We filter out phenotypes with an occurrence of less than 20 while our cohort population reaches about 15000. The small occurrence (0.06%) reflects the less practical value in this work of imputing these phenotypes. Meanwhile, there are a few phenotypes with quite high frequency, e.g., more than 4000 individuals with hypertension. Since ADRD generally focuses on the elderly population, these phenotypes are typically with less specificity and regarded as possible confounders due to aging. Meanwhile, these phenotypes might dominate the dataset, obscuring other important associations, while focusing on moderately prevalent phenotypes could reveal more subtle associations.

8. Variance not in the ablation study results

We did not report the variance for the ablation study in Table 3 due to the table space constraints. However, we are happy to include the variance in the Appendix during the revision.

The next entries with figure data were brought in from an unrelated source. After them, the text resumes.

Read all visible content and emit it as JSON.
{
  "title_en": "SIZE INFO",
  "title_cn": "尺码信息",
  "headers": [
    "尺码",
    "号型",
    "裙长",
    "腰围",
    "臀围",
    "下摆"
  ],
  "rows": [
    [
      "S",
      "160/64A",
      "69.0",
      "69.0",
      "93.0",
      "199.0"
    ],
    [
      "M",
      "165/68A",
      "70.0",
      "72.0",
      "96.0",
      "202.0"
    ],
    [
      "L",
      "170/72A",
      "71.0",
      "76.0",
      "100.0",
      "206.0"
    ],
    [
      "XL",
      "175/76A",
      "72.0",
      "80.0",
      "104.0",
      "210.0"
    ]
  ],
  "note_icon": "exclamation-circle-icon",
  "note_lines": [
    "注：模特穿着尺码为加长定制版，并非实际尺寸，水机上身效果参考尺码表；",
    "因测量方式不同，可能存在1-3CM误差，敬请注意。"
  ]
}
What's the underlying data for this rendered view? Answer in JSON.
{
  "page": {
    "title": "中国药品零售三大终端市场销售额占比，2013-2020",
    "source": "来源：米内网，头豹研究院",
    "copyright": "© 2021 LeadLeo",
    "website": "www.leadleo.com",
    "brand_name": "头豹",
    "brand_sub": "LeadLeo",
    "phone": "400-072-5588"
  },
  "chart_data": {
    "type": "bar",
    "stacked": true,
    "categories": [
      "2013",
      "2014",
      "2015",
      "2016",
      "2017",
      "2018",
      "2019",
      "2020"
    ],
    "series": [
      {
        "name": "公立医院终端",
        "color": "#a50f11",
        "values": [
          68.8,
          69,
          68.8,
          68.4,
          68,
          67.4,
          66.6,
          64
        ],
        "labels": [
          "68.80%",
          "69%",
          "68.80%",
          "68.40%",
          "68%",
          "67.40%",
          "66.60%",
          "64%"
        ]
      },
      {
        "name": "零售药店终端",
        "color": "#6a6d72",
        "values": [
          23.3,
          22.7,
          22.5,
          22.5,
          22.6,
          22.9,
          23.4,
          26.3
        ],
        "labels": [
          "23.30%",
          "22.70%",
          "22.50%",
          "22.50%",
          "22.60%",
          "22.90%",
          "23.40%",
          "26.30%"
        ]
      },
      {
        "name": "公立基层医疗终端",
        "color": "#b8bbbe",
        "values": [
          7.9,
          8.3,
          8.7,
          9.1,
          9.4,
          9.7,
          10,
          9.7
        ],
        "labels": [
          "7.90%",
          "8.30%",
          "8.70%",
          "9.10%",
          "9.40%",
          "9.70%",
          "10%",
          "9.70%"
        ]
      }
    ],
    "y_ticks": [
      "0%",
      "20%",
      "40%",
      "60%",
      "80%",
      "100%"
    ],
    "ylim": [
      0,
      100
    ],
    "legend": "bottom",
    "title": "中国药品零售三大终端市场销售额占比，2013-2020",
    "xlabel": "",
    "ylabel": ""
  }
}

9. The structure of the V4 model

We employ the same GCN used in MPI as the V4 model. The key difference is that the V4 model operates on a single homogeneous graph that integrates biological factors, patients, and phenotypes, whereas MPI utilizes two separate graphs to model patients from both phenotype and biological perspectives. Note that both MPI and V4 models are based on biological factors derived from Biological Data Quantization.

10. Show a table like Table 2 for the results of the ablation study

We are happy to reframe Table 3 of the ablation study to match the format of Table 2 in the Appendix. Thanks for the suggestion.

We hope our explanation can solve your concerns. If you have any other questions or concerns, please feel free to let us know and we are more than happy to answer and make clarifications.

评论

Dear Reviewers,

We would like to thank all the reviewers for their thoughtful suggestions on our paper.

In the rebuttal period, we have provided detailed responses to all the comments and questions point-by-point. We would appreciate all reviewers’ time again. Would you mind checking our response and confirming whether you have any further questions? 

We are anticipating your post-rebuttal feedback!

Best

Authors

最终决定

The authors propose MPI for phenotype imputation using multimodal data. To decrease noise, they quantize and embed the biological signals. Then they constract two graphs and use graph neural networks to obtain representations. Finally, they use Cross-view Contrastive Knowledge Distillation by regarding the biological-view graph encoder as the teacher model and the phenotype-view graph encoder as the student model.

The reviewers have praised the practicality of the proposed method. However, there are concerns about the complexity of the algorithm, which is, to a degree, unavoidable when dealing with multimodal data. The reviewers have also provided feedback about the evaluation and I recommend the authors to address them in the camera-ready version.